For some, it was the confidence that maybe there was something they were not seeing, and it would all work out...and for some, they didn't really care if the $99 (or whatever) was ultimately in the trash--they wanted to race those races, and "factored it in" in a way BMX dads so-often do when building a new $2000 bike for their six year old, or spending $25,000+ for a year of chasing points in pursuit of a piece of vinyl (something that makes even little league dads blanch).
And, of course, maybe not running the "Kobayashi Maru" enough times against his plan. Who knows? It is all-too easy to run the armchair CEO game.
The "Occam's razor" answer is that the ABA just did it better.
They are/were a hella-strong opponent: very well organized, sharply focused, intensely motivated and fiercely competitive, with a loyal army of customer evangelists.
All that said, I think the "all you can race" concept is/was a great idea--it's the way LOCAL racing should be, IMHO. The local program should be "zero-friction" for new customers, and "box-of-hammers" easy for your prospect to understand. "Pay $99 and race all you want" (though adding the words "at this track" may have made a big difference in this case). An easy sell, for sure. LOTS of flaws to it, as we now know, but you can't argue with the beauty of its simplicity, if you could make it work.

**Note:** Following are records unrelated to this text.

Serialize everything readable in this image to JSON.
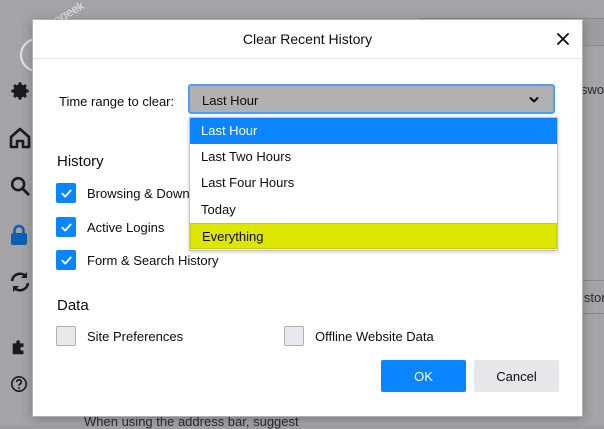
{
  "background": {
    "logo_text": "orogeek",
    "right_text_1": "swo",
    "right_text_2": "istory",
    "bottom_text": "When using the address bar, suggest"
  },
  "sidebar_icons": [
    "gear-icon",
    "home-icon",
    "search-icon",
    "lock-icon",
    "sync-icon",
    "puzzle-icon",
    "help-icon"
  ],
  "dialog": {
    "title": "Clear Recent History",
    "range_label": "Time range to clear:",
    "range_selected": "Last Hour",
    "range_options": [
      "Last Hour",
      "Last Two Hours",
      "Last Four Hours",
      "Today",
      "Everything"
    ],
    "history": {
      "title": "History",
      "items": [
        {
          "label": "Browsing & Download History",
          "checked": true
        },
        {
          "label": "Active Logins",
          "checked": true
        },
        {
          "label": "Form & Search History",
          "checked": true
        }
      ]
    },
    "data": {
      "title": "Data",
      "items": [
        {
          "label": "Site Preferences",
          "checked": false
        },
        {
          "label": "Offline Website Data",
          "checked": false
        }
      ]
    },
    "ok_label": "OK",
    "cancel_label": "Cancel"
  },
  "colors": {
    "accent": "#0a84ff",
    "highlight": "#dde600",
    "focus_ring": "#45a1ff"
  }
}
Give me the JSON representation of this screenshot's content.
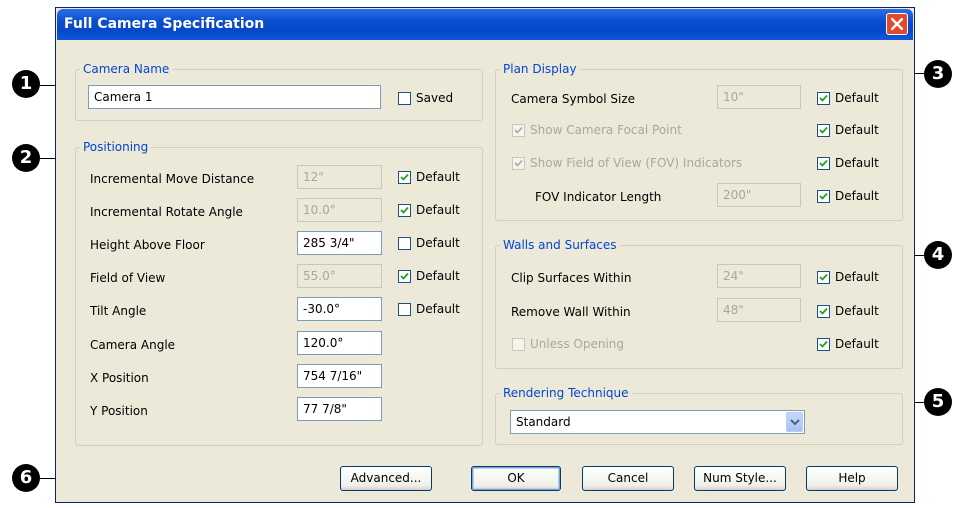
{
  "window": {
    "title": "Full Camera Specification"
  },
  "camera_name": {
    "legend": "Camera Name",
    "value": "Camera 1",
    "saved_label": "Saved",
    "saved_checked": false
  },
  "positioning": {
    "legend": "Positioning",
    "rows": [
      {
        "label": "Incremental Move Distance",
        "value": "12\"",
        "enabled": false,
        "default_label": "Default",
        "default_checked": true
      },
      {
        "label": "Incremental Rotate Angle",
        "value": "10.0°",
        "enabled": false,
        "default_label": "Default",
        "default_checked": true
      },
      {
        "label": "Height Above Floor",
        "value": "285 3/4\"",
        "enabled": true,
        "default_label": "Default",
        "default_checked": false
      },
      {
        "label": "Field of View",
        "value": "55.0°",
        "enabled": false,
        "default_label": "Default",
        "default_checked": true
      },
      {
        "label": "Tilt Angle",
        "value": "-30.0°",
        "enabled": true,
        "default_label": "Default",
        "default_checked": false
      },
      {
        "label": "Camera Angle",
        "value": "120.0°",
        "enabled": true
      },
      {
        "label": "X Position",
        "value": "754 7/16\"",
        "enabled": true
      },
      {
        "label": "Y Position",
        "value": "77 7/8\"",
        "enabled": true
      }
    ]
  },
  "plan_display": {
    "legend": "Plan Display",
    "symbol_size_label": "Camera Symbol Size",
    "symbol_size_value": "10\"",
    "show_focal_label": "Show Camera Focal Point",
    "show_fov_label": "Show Field of View (FOV) Indicators",
    "fov_length_label": "FOV Indicator Length",
    "fov_length_value": "200\"",
    "default_label": "Default"
  },
  "walls_surfaces": {
    "legend": "Walls and Surfaces",
    "clip_label": "Clip Surfaces Within",
    "clip_value": "24\"",
    "remove_label": "Remove Wall Within",
    "remove_value": "48\"",
    "unless_label": "Unless Opening",
    "default_label": "Default"
  },
  "rendering": {
    "legend": "Rendering Technique",
    "selected": "Standard"
  },
  "buttons": {
    "advanced": "Advanced...",
    "ok": "OK",
    "cancel": "Cancel",
    "num_style": "Num Style...",
    "help": "Help"
  },
  "callouts": [
    "1",
    "2",
    "3",
    "4",
    "5",
    "6"
  ],
  "colors": {
    "title_bar": "#0a4ed0",
    "dialog_bg": "#ece9d8",
    "legend_text": "#0046d5",
    "close_button": "#e0492c"
  }
}
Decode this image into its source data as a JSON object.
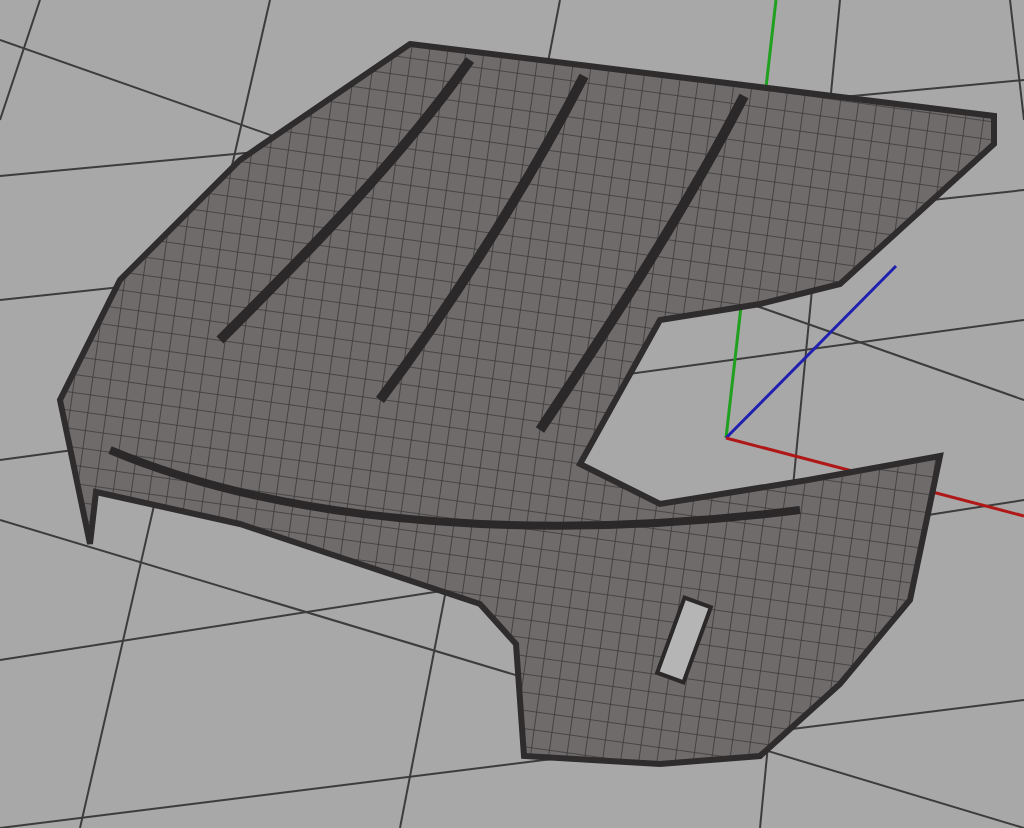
{
  "viewport": {
    "axes": [
      {
        "kind": "y",
        "color": "#1fa01f"
      },
      {
        "kind": "z",
        "color": "#2020b0"
      },
      {
        "kind": "x",
        "color": "#b01818"
      }
    ]
  }
}
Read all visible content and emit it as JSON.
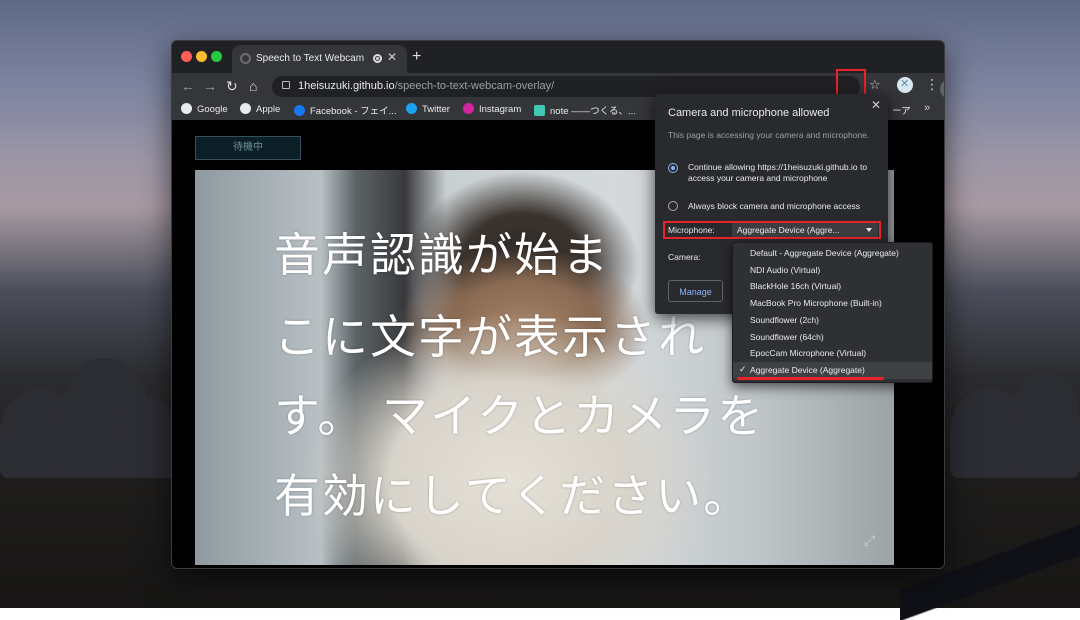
{
  "tab": {
    "title": "Speech to Text Webcam O"
  },
  "omnibox": {
    "host": "1heisuzuki.github.io",
    "path": "/speech-to-text-webcam-overlay/"
  },
  "bookmarks": [
    {
      "label": "Google",
      "icon": "google-icon",
      "color": "#e8eaed"
    },
    {
      "label": "Apple",
      "icon": "apple-icon",
      "color": "#e8eaed"
    },
    {
      "label": "Facebook - フェイ...",
      "icon": "facebook-icon",
      "color": "#1877f2"
    },
    {
      "label": "Twitter",
      "icon": "twitter-icon",
      "color": "#1da1f2"
    },
    {
      "label": "Instagram",
      "icon": "instagram-icon",
      "color": "#d6249f"
    },
    {
      "label": "note ——つくる、...",
      "icon": "note-icon",
      "color": "#41c9b4"
    }
  ],
  "bookmark_overflow_text": "ーア",
  "page": {
    "status_button": "待機中",
    "caption_lines": [
      "音声認識が始ま",
      "こに文字が表示され",
      "す。 マイクとカメラを",
      "有効にしてください。"
    ]
  },
  "popup": {
    "title": "Camera and microphone allowed",
    "description": "This page is accessing your camera and microphone.",
    "option_allow": "Continue allowing https://1heisuzuki.github.io to access your camera and microphone",
    "option_block": "Always block camera and microphone access",
    "microphone_label": "Microphone:",
    "microphone_value": "Aggregate Device (Aggre...",
    "camera_label": "Camera:",
    "manage_label": "Manage"
  },
  "dropdown": {
    "options": [
      "Default - Aggregate Device (Aggregate)",
      "NDI Audio (Virtual)",
      "BlackHole 16ch (Virtual)",
      "MacBook Pro Microphone (Built-in)",
      "Soundflower (2ch)",
      "Soundflower (64ch)",
      "EpocCam Microphone (Virtual)",
      "Aggregate Device (Aggregate)"
    ],
    "selected_index": 7
  },
  "colors": {
    "highlight": "#e8232a",
    "accent": "#8ab4f8"
  }
}
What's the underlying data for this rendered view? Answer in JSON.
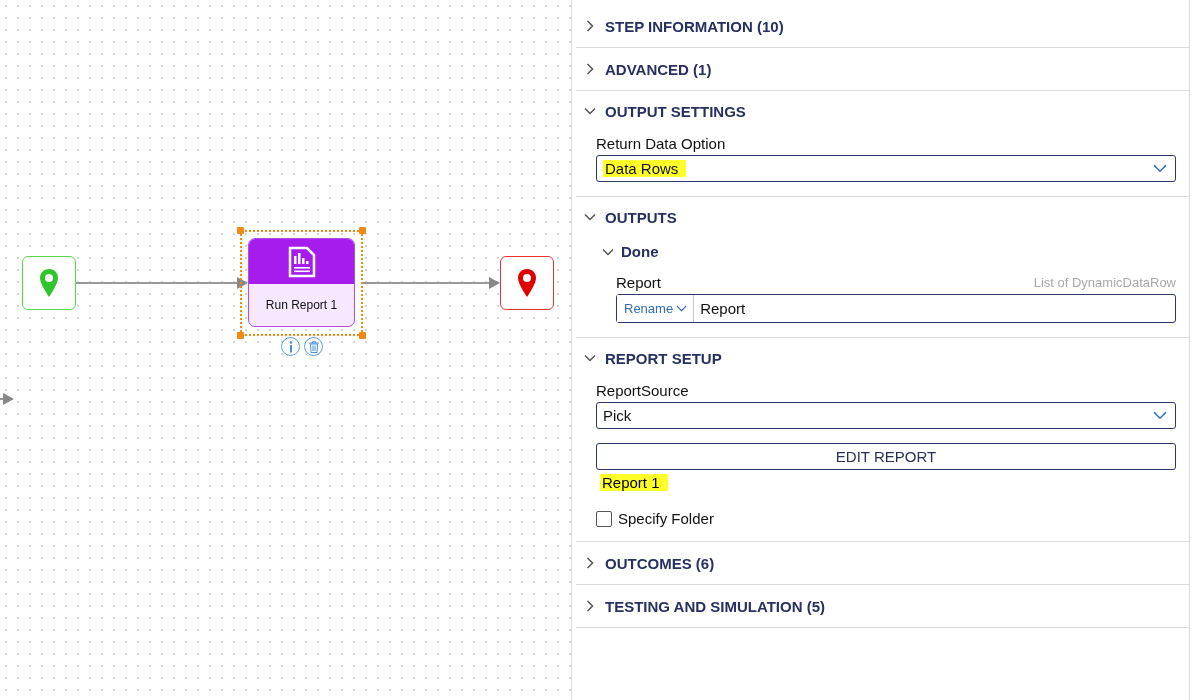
{
  "canvas": {
    "nodes": [
      {
        "kind": "start"
      },
      {
        "kind": "step",
        "label": "Run Report 1",
        "selected": true
      },
      {
        "kind": "end"
      }
    ]
  },
  "panel": {
    "sections": [
      {
        "kind": "plain",
        "title": "STEP INFORMATION (10)",
        "expanded": false
      },
      {
        "kind": "plain",
        "title": "ADVANCED (1)",
        "expanded": false
      },
      {
        "kind": "select_field",
        "title": "OUTPUT SETTINGS",
        "expanded": true,
        "label": "Return Data Option",
        "value": "Data Rows",
        "highlighted": true
      },
      {
        "kind": "outputs",
        "title": "OUTPUTS",
        "expanded": true,
        "group": {
          "title": "Done",
          "expanded": true,
          "output": {
            "label": "Report",
            "type": "List of DynamicDataRow",
            "mode": "Rename",
            "value": "Report"
          }
        }
      },
      {
        "kind": "report_setup",
        "title": "REPORT SETUP",
        "expanded": true,
        "label": "ReportSource",
        "value": "Pick",
        "button": "EDIT REPORT",
        "report": "Report 1",
        "report_highlighted": true,
        "checkbox": {
          "label": "Specify Folder",
          "checked": false
        }
      },
      {
        "kind": "plain",
        "title": "OUTCOMES (6)",
        "expanded": false
      },
      {
        "kind": "plain",
        "title": "TESTING AND SIMULATION (5)",
        "expanded": false
      }
    ]
  }
}
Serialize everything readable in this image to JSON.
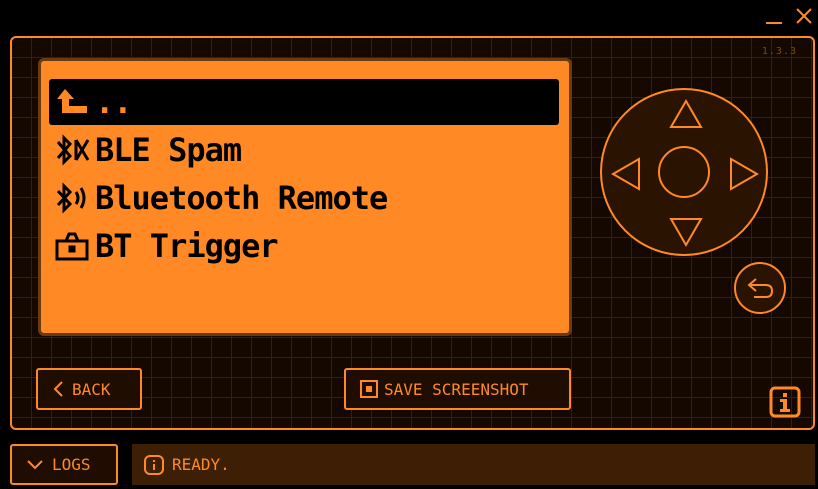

I am bummed that it will now be a punchline for all BMX eternity, and probably never attempted again, strictly on that basis. There were a TRUCKLOAD of things wrong with the "new NBL." The CONCEPT...the idea of the all you can race format was good, but executed in a way so profoundly lacking, that the whole team would have been fired on the second episode, if this were "The Apprentice."
Chemotherapy is a terrible idea...until doing something radical is the only thing left, to shock the system. In this case, the "patient" died, but their organs will live on in another body...and that is a great thing.